Set significantly in a lore-filled past, long before other modern “Pokémon” games, here Pokémon are treated as deities rather than companions for sport. Even our main character, a teenager the players will define at the outset of the game, is heralded throughout much of the game as a messenger of a god-like character, having fallen out of the sky from a land “beyond both time and space.”
My avatar looks like a normal kid rather than a goddess to me — complete with contemporary clothing at the start — and in a game with more complex ambitions it could have been tricky to see someone so earthbound treated as a potential supreme being by local tribes. But while “Pokémon Legends: Arceus” isn’t without some clunky dialogue here and there, its intentions appear to be pure.
We join other villagers as a part of the so-called Galaxy Team, relative newcomers to the region who want to work with the clans rather than supplant them, even if it’s science and order that appear to rule the Galaxy Team, and even if they’re not above using quote marks when discussing the clan’s beliefs. While having not yet finished the game, when it comes to our protagonist, at least, so far the tribes aren’t looked down upon or treated as getting in the way, and it’s easy to see that the game paints them as more understanding Pokémon.
The clans simply have the ability to better communicate with Pokémon. They don’t need Poké Balls to work alongside the creatures, and the game appears to preach living a life of balance among nature, time and science. The two tribes and the Galaxy Team all have something to learn from one another.
Members of the Galaxy Team can be militaristic, and we’re constantly told if we fail in our mission we’ll be tossed out into the wilds on our own. Our role as a member of the survey corps is to study Pokémon, but our player-created protagonist turns out to be the most formidable Galaxy Team member when it comes to battle. This is another place where “Pokémon Legends” deviates from prior games.
Set in more of an open-like world — think a go-anywhere landscape of “The Legend of Zelda: Breath of the Wild” but with training wheels and limits — we can generally pick or avoid Pokémon conflicts as we see fit. Sometimes they’ll chase us, but a few dodges often do the trick if we want to avoid a clash.

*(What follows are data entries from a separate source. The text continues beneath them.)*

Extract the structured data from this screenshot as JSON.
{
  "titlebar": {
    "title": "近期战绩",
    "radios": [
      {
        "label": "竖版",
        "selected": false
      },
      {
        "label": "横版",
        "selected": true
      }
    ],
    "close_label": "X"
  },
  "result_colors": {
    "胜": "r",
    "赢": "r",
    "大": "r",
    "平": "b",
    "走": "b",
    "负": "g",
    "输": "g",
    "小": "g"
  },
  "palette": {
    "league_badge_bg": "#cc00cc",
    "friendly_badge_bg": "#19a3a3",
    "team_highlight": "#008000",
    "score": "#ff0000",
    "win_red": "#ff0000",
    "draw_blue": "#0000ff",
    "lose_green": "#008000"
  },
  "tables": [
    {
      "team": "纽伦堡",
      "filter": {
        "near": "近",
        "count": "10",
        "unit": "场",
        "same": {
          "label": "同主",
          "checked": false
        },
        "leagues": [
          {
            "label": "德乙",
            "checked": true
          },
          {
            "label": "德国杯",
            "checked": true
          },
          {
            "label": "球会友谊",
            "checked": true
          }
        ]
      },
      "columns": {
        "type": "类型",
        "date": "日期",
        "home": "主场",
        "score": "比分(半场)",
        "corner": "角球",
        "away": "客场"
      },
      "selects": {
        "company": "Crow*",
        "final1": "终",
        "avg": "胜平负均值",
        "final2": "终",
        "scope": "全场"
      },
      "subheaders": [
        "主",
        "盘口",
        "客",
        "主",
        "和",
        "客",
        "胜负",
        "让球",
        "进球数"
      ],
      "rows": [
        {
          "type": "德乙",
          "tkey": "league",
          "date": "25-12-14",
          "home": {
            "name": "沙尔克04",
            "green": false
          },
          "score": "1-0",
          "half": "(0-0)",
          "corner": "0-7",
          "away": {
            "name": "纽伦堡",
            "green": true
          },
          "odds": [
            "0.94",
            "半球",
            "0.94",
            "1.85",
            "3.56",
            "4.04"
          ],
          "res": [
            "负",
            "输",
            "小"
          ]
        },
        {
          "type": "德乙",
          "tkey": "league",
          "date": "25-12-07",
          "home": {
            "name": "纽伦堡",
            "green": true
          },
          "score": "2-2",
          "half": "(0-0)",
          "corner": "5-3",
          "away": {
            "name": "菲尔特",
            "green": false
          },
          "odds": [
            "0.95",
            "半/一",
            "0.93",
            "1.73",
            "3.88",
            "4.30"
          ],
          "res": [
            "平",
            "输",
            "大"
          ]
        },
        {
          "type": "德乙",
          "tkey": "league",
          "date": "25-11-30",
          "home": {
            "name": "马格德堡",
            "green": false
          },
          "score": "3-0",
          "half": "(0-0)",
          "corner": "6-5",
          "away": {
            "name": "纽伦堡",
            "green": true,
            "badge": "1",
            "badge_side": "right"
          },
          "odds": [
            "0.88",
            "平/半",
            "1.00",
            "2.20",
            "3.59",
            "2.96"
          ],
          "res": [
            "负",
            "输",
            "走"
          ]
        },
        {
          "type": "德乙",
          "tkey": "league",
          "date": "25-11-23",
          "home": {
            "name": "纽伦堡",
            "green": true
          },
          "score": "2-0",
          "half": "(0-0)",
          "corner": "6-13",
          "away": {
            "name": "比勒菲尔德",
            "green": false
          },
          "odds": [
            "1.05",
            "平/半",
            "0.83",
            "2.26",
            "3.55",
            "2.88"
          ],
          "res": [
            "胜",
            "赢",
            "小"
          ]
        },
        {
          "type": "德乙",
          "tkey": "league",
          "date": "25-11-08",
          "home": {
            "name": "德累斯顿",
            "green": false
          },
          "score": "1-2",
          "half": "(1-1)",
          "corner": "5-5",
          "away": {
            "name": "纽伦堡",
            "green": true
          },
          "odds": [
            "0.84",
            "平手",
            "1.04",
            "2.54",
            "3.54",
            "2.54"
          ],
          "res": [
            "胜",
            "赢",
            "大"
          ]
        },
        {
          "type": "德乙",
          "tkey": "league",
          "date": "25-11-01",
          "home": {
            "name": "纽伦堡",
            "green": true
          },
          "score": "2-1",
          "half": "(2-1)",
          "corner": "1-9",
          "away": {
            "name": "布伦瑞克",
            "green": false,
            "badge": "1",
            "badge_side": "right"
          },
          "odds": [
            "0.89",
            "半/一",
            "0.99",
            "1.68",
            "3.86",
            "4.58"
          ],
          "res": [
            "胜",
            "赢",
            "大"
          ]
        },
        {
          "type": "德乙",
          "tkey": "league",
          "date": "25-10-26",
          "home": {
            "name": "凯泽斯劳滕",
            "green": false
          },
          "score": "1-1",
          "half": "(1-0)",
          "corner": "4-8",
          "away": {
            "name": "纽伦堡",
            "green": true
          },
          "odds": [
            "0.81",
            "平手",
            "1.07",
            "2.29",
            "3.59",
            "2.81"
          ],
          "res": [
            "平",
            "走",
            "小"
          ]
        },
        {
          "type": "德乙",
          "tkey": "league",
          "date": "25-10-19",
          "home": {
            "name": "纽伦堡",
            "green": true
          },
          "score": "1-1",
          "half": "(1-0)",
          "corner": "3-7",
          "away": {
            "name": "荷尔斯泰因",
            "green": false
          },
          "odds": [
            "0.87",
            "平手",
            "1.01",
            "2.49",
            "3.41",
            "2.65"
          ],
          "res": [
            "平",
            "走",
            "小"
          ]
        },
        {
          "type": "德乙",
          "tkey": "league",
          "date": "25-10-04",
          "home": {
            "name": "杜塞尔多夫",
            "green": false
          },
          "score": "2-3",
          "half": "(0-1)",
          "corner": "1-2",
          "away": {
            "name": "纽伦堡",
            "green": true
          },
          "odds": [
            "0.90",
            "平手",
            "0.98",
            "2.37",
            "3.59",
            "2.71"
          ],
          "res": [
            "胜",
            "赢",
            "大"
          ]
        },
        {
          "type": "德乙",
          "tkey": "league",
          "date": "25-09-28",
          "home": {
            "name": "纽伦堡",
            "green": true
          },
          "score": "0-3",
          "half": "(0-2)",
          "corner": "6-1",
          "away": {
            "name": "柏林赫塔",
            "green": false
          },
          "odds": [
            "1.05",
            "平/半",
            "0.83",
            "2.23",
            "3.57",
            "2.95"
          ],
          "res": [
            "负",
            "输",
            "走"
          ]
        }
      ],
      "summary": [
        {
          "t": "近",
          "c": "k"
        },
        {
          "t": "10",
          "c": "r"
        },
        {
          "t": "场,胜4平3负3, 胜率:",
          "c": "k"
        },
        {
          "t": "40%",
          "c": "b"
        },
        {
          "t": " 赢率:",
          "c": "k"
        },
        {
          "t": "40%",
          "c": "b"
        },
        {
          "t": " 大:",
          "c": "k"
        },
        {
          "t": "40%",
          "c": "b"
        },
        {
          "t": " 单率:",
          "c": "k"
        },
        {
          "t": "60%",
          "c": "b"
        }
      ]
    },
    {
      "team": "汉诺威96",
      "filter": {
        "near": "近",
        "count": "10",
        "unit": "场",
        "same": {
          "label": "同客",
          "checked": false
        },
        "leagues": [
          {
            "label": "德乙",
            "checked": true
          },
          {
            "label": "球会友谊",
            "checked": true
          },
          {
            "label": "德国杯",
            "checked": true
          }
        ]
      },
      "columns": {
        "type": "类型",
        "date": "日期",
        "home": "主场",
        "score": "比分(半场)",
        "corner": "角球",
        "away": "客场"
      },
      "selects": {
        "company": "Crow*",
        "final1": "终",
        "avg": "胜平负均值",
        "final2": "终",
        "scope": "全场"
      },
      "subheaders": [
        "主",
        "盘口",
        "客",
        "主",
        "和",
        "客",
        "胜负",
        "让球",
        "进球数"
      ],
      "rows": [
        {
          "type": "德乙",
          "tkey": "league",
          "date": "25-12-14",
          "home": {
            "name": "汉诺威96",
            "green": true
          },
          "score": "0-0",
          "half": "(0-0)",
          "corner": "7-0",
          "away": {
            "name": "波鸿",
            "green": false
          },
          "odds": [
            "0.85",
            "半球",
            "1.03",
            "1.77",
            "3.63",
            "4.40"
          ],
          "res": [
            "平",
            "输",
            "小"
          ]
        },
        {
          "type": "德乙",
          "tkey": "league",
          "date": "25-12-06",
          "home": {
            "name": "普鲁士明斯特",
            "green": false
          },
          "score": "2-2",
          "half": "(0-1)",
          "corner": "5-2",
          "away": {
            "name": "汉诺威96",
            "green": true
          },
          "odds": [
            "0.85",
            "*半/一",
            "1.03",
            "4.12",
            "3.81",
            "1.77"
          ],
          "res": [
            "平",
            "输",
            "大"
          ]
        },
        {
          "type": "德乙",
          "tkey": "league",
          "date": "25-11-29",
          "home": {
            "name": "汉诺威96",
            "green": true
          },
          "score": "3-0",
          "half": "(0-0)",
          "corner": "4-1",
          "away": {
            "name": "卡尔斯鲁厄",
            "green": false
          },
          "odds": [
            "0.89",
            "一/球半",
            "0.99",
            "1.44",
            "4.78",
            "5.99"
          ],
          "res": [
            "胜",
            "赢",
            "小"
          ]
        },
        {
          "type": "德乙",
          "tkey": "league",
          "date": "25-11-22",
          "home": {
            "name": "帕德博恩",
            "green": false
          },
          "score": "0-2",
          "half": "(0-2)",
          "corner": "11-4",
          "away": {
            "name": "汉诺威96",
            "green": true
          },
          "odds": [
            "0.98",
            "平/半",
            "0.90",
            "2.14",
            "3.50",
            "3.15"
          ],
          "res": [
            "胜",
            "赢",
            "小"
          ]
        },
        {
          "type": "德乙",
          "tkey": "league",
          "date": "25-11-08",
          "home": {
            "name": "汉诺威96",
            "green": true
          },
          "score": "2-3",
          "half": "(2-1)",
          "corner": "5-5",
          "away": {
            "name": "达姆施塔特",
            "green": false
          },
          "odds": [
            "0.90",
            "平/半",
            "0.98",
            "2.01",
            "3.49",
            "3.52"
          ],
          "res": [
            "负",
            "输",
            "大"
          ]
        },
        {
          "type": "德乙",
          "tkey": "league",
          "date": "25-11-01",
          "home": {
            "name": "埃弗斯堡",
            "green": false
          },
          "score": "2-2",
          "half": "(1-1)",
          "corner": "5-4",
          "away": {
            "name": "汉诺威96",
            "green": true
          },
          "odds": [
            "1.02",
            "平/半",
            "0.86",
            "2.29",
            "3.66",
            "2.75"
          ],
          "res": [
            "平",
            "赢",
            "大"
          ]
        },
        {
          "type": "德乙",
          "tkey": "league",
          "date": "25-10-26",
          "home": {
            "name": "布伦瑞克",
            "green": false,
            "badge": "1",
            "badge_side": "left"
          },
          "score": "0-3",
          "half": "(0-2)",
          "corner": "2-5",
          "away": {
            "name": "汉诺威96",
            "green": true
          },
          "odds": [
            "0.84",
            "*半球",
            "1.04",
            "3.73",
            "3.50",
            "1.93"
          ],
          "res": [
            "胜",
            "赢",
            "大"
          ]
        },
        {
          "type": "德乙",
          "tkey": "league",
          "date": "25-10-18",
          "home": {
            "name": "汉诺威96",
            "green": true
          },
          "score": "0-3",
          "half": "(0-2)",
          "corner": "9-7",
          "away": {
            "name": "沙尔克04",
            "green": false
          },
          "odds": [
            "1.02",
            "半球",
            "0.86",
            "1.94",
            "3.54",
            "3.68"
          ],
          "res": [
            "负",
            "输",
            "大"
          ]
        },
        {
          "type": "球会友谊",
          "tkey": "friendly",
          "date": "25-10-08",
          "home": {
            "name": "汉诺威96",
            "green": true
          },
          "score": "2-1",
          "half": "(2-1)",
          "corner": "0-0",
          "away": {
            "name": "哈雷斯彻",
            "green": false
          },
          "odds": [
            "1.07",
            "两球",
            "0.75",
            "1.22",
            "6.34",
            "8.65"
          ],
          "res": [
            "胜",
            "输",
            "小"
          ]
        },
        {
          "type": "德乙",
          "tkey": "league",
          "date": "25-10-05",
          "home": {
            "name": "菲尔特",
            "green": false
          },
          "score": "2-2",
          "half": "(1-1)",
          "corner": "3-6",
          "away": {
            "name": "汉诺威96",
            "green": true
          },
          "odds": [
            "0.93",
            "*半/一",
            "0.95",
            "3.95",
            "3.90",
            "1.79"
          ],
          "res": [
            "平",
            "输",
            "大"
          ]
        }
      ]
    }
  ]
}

Additionally, if we’re able to sneak up on a Pokémon, we can capture them outright with a well-timed toss of a Poké Ball and often avoid a fight (some Pokémon need a fight to be caught, however). It’s a “Pokémon” game that thankfully wants to capture the free-flowing ability of “Pokémon Go” to simply walk.
These are all welcome additions. As someone who came to Pokémon late, something that always slowed my appreciation of the games was their continued insistence on throwing me into battle with every few steps I took.
One of the underlying themes of the game is curing Pokémon who have apparently been stricken with a mysterious lightning bolt and are going mad. While some in the clans wonder if this is bullying a Pokémon, the game tries to take a friendly tone. We can subdue them, for instance, by pummeling with treats rather than Poké Balls.
These scenes give “Pokémon Legends: Arceus” more of a straightforward action game feel. We run and dodge giant Pokémon while also taking aim at them in an effort to help rid them of whatever it is that’s afflicting them. But these moments, as well as our missions that have us hunting for ancient artifacts, add a sense of mystery to the game.
There are, throughout the game, random stones and pieces of caverns that hold hidden secrets or powers. At long last the Pokémon world of the games feels relatively fleshed out beyond capturing and fighting and training with critters.
“Pokémon Legends: Arceus” makes it clear the creatures had a past and a culture, even inspiring a religious devotion, long before humans realized they’re entertaining to fight with. In this sense, it’s not just the Pokémon that are otherworldly here; it’s the general feel of the entire game.